In a further development, Hudson said the society took the view that “in principle” the single date for indemnity insurance renewal could be abolished.

He said insurers preferred to “rail against the current system but on the other hand seek, in the view of some commentators, to manipulate it”.

He went on: “Indeed allegations we have received from our members suggest that some qualifying insurers, who have (in the face of their previous endorsement of a ‘go to market early policy’) left proposals unanswered until the very last minute if at all, have given firms as little as hours to take or leave a quote and have then ramped up premiums dramatically from last year with no warning and little apparent justification. In combination this amounts to the proverbial ‘gun to the head’.”

Hudson said the society, in anticipation of a hardening market, sought to negotiate a tripartite agreement with the Association of British Insurers (ABI) and the British Insurance Brokers Association earlier this year, but the approach was rejected by the insurers.

Nick Starling, director of general insurance and health at the ABI, said: “We disagreed with the Law Society’s proposed code of conduct because there are already freely available avenues of complaint and redress for customers if an insurer acts unreasonably.”

He went on: “The unavailability of insurance for some parts of the profession is the result of a lack of effective regulation, the impact of the harsh economic climate on both insurers and solicitors, and the fact that the minimum terms of the solicitors’ policy, imposed by the regulator, put all the risks of malpractice and negligence onto the insurer, with little or no downside for the solicitor.”

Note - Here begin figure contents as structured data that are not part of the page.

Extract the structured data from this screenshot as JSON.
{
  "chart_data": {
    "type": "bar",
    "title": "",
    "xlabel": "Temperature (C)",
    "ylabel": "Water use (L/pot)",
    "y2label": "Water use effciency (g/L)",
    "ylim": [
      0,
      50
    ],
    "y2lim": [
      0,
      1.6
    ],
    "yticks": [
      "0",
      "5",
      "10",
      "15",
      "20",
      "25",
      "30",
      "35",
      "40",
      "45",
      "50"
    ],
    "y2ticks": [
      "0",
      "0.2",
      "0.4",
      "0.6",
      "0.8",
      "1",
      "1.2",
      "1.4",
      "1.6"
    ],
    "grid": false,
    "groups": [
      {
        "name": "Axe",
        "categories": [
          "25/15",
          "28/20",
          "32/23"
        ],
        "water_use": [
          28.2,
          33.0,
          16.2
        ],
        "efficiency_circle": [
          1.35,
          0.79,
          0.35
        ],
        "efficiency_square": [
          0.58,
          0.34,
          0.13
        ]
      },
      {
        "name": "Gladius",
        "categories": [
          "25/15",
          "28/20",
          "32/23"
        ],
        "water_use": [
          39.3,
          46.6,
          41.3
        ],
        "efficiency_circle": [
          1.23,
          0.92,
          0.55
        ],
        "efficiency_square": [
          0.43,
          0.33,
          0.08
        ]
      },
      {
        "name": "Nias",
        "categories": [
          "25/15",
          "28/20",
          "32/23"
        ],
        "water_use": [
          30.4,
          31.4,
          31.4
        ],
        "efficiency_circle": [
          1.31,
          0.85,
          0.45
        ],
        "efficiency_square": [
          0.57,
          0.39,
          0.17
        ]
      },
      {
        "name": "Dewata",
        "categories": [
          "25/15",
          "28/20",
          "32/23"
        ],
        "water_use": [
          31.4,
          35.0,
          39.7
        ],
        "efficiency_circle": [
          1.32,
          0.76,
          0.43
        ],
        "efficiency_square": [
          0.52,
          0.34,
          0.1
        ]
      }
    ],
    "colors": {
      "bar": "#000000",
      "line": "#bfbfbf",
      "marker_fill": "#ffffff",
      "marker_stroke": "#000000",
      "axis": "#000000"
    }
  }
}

Starling said it was wrong for Hudson to suggest that insurers had manipulated the market.

“We have been rebuffed time and again in our attempts to achieve reforms that would make the market robust and sustainable over the long term,” he said. “The only tool insurers have to deal with issues in the customer base is pricing – the minimum terms of the policy deny insurers the opportunity to act as they would in any other market, i.e. varying the terms of the policy to change behaviour.”

John Scott, vice chairman of the Sole Practitioners Group, said that conveyancing, and an increase in claims for mortgage fraud were at the centre of concerns.

He said that all the sole practices he knew in the Newcastle area had been able to secure insurance, but, in many cases, only by accepting premium increases of at least 60 per cent.

“One firm has had to obtain insurance at twice the cost, and will review the situation in the New Year to see if it is worth going on,” Scott said.

Janis Purdy, sole practitioner in Bristol, said the price of the recession had to be paid.

“We have had several years of relatively cheap insurance,” she said. “Now it’s pay back time.”

Chris Stocker, principal of Stocker & Co in Oxfordshire, said his firm, which does mainly conveyancing, was protected by a two-year indemnity insurance deal under which he paid around £5,600.

As a comparison, he obtained a quote from a rival insurance company this year which came to £10,000. Stocker said some firms, with a similar turnover to his, were being quoted £20,000.